Der Maler (Gottlieb Konrad Pfeffel)
Zur Zeit Aesops, da bei dem Vieh
Vernunft und Witz alltäglich waren,
So wie vor etwa zwanzig Jahren
Bei Deutschlands Söhnen das Genie,
Kam eines Tags von fernen Landen
Ein Freund der Kunst, ein Pavian,
Der lang als Maler ausgestanden,
Bei seiner Väter Laren an.
Um nun die Früchte seiner Reisen
Dem König Löwen vorzuweisen,
Schuf des Artisten Zauberhand
Ein Tierstück, das den Potentaten,
Umringt von Dienern und Magnaten,
Im treuesten Naturgewand
Vor Augen stellte. Mit Vergnügen
Erkennt der Schach und jeder Stand
Des Reichs, auch in den kleinsten Zügen,
Sein Ebenbild. Der Raphael
Ward voller Huld von ihm umschlungen,
Und noch posaunten hundert Zungen
Sein Lob, als Eber und Kamel
Und Bock und Esel ihn verklagten,
Es hätte sie zum Spott der Welt
Sein frecher Pinsel, wie sie sagten,
Statt abzuschildern, ganz entstellt;
Drum wollten sie den Pasquillanten
Für diesen Spott bestrafet sehn.
Der Löwe sah die Supplikanten
Bedeutend an: ich muß gestehn,
Sprach er, hier gibt es Stoff zum Spasse.

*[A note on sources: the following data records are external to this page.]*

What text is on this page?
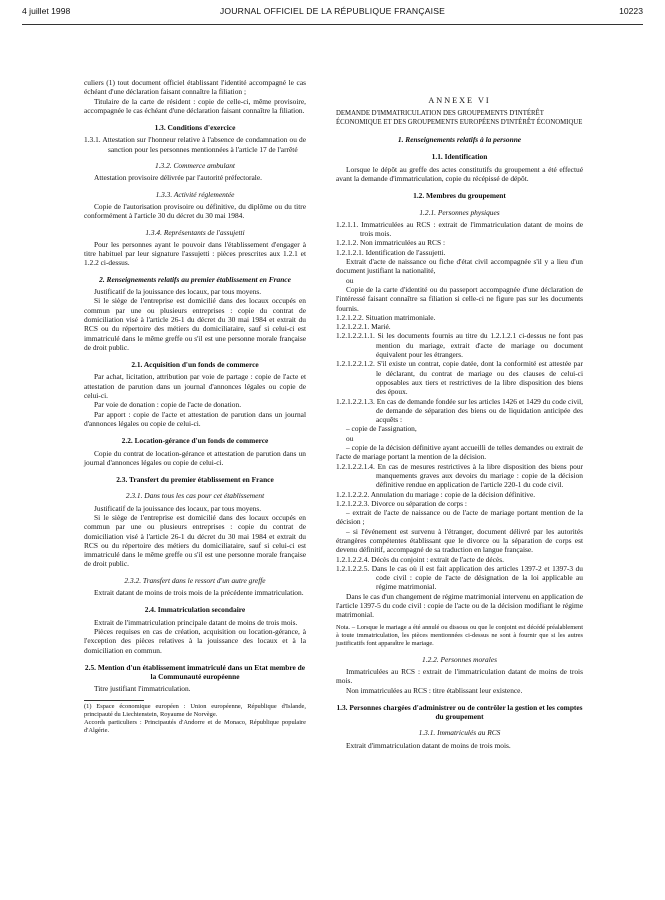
4 juillet 1998	JOURNAL OFFICIEL DE LA RÉPUBLIQUE FRANÇAISE	10223

culiers (1) tout document officiel établissant l'identité accompagné le cas échéant d'une déclaration faisant connaître la filiation ;

Titulaire de la carte de résident : copie de celle-ci, même provisoire, accompagnée le cas échéant d'une déclaration faisant connaître la filiation.

1.3. Conditions d'exercice

1.3.1. Attestation sur l'honneur relative à l'absence de condamnation ou de sanction pour les personnes mentionnées à l'article 17 de l'arrêté

1.3.2. Commerce ambulant

Attestation provisoire délivrée par l'autorité préfectorale.

1.3.3. Activité réglementée

Copie de l'autorisation provisoire ou définitive, du diplôme ou du titre conformément à l'article 30 du décret du 30 mai 1984.

1.3.4. Représentants de l'assujetti

Pour les personnes ayant le pouvoir dans l'établissement d'engager à titre habituel par leur signature l'assujetti : pièces prescrites aux 1.2.1 et 1.2.2 ci-dessus.

2. Renseignements relatifs au premier établissement en France

Justificatif de la jouissance des locaux, par tous moyens.

Si le siège de l'entreprise est domicilié dans des locaux occupés en commun par une ou plusieurs entreprises : copie du contrat de domiciliation visé à l'article 26-1 du décret du 30 mai 1984 et extrait du RCS ou du répertoire des métiers du domiciliataire, sauf si celui-ci est immatriculé dans le même greffe ou s'il est une personne morale française de droit public.

2.1. Acquisition d'un fonds de commerce

Par achat, licitation, attribution par voie de partage : copie de l'acte et attestation de parution dans un journal d'annonces légales ou copie de celui-ci.

Par voie de donation : copie de l'acte de donation.

Par apport : copie de l'acte et attestation de parution dans un journal d'annonces légales ou copie de celui-ci.

2.2. Location-gérance d'un fonds de commerce

Copie du contrat de location-gérance et attestation de parution dans un journal d'annonces légales ou copie de celui-ci.

2.3. Transfert du premier établissement en France

2.3.1. Dans tous les cas pour cet établissement

Justificatif de la jouissance des locaux, par tous moyens.

Si le siège de l'entreprise est domicilié dans des locaux occupés en commun par une ou plusieurs entreprises : copie du contrat de domiciliation visé à l'article 26-1 du décret du 30 mai 1984 et extrait du RCS ou du répertoire des métiers du domiciliataire, sauf si celui-ci est immatriculé dans le même greffe ou s'il est une personne morale française de droit public.

2.3.2. Transfert dans le ressort d'un autre greffe

Extrait datant de moins de trois mois de la précédente immatriculation.

2.4. Immatriculation secondaire

Extrait de l'immatriculation principale datant de moins de trois mois.

Pièces requises en cas de création, acquisition ou location-gérance, à l'exception des pièces relatives à la jouissance des locaux et à la domiciliation en commun.

2.5. Mention d'un établissement immatriculé dans un Etat membre de la Communauté européenne

Titre justifiant l'immatriculation.

(1) Espace économique européen : Union européenne, République d'Islande, principauté du Liechtenstein, Royaume de Norvège.

Accords particuliers : Principautés d'Andorre et de Monaco, République populaire d'Algérie.

ANNEXE VI

DEMANDE D'IMMATRICULATION DES GROUPEMENTS D'INTÉRÊT ÉCONOMIQUE ET DES GROUPEMENTS EUROPÉENS D'INTÉRÊT ÉCONOMIQUE

1. Renseignements relatifs à la personne

1.1. Identification

Lorsque le dépôt au greffe des actes constitutifs du groupement a été effectué avant la demande d'immatriculation, copie du récépissé de dépôt.

1.2. Membres du groupement

1.2.1. Personnes physiques

1.2.1.1. Immatriculées au RCS : extrait de l'immatriculation datant de moins de trois mois.

1.2.1.2. Non immatriculées au RCS :

1.2.1.2.1. Identification de l'assujetti.

Extrait d'acte de naissance ou fiche d'état civil accompagnée s'il y a lieu d'un document justifiant la nationalité,

ou

Copie de la carte d'identité ou du passeport accompagnée d'une déclaration de l'intéressé faisant connaître sa filiation si celle-ci ne figure pas sur les documents fournis.

1.2.1.2.2. Situation matrimoniale.

1.2.1.2.2.1. Marié.

1.2.1.2.2.1.1. Si les documents fournis au titre du 1.2.1.2.1 ci-dessus ne font pas mention du mariage, extrait d'acte de mariage ou document équivalent pour les étrangers.

1.2.1.2.2.1.2. S'il existe un contrat, copie datée, dont la conformité est attestée par le déclarant, du contrat de mariage ou des clauses de celui-ci opposables aux tiers et restrictives de la libre disposition des biens des époux.

1.2.1.2.2.1.3. En cas de demande fondée sur les articles 1426 et 1429 du code civil, de demande de séparation des biens ou de liquidation anticipée des acquêts :

– copie de l'assignation,

ou

– copie de la décision définitive ayant accueilli de telles demandes ou extrait de l'acte de mariage portant la mention de la décision.

1.2.1.2.2.1.4. En cas de mesures restrictives à la libre disposition des biens pour manquements graves aux devoirs du mariage : copie de la décision définitive rendue en application de l'article 220-1 du code civil.

1.2.1.2.2.2. Annulation du mariage : copie de la décision définitive.

1.2.1.2.2.3. Divorce ou séparation de corps :

– extrait de l'acte de naissance ou de l'acte de mariage portant mention de la décision ;

– si l'événement est survenu à l'étranger, document délivré par les autorités étrangères compétentes établissant que le divorce ou la séparation de corps est devenu définitif, accompagné de sa traduction en langue française.

1.2.1.2.2.4. Décès du conjoint : extrait de l'acte de décès.

1.2.1.2.2.5. Dans le cas où il est fait application des articles 1397-2 et 1397-3 du code civil : copie de l'acte de désignation de la loi applicable au régime matrimonial.

Dans le cas d'un changement de régime matrimonial intervenu en application de l'article 1397-5 du code civil : copie de l'acte ou de la décision modifiant le régime matrimonial.

Nota. – Lorsque le mariage a été annulé ou dissous ou que le conjoint est décédé préalablement à toute immatriculation, les pièces mentionnées ci-dessus ne sont à fournir que si les autres justificatifs font apparaître le mariage.

1.2.2. Personnes morales

Immatriculées au RCS : extrait de l'immatriculation datant de moins de trois mois.

Non immatriculées au RCS : titre établissant leur existence.

1.3. Personnes chargées d'administrer ou de contrôler la gestion et les comptes du groupement

1.3.1. Immatriculés au RCS

Extrait d'immatriculation datant de moins de trois mois.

Doch eh ich einen Spruch erlasse,
So sagt mir, schrieb der lose Wicht
Zu seinen Fratzen eure Namen?
Herr König, nein, das eben nicht. -
Ihr beißt in euern eignen Hamen,
Rief der Monarch; hat ungenannt
Ein jeder selbst sein Bild erkannt,
So hat der Maler nicht gelogen,
Und ihr allein habt euch betrogen.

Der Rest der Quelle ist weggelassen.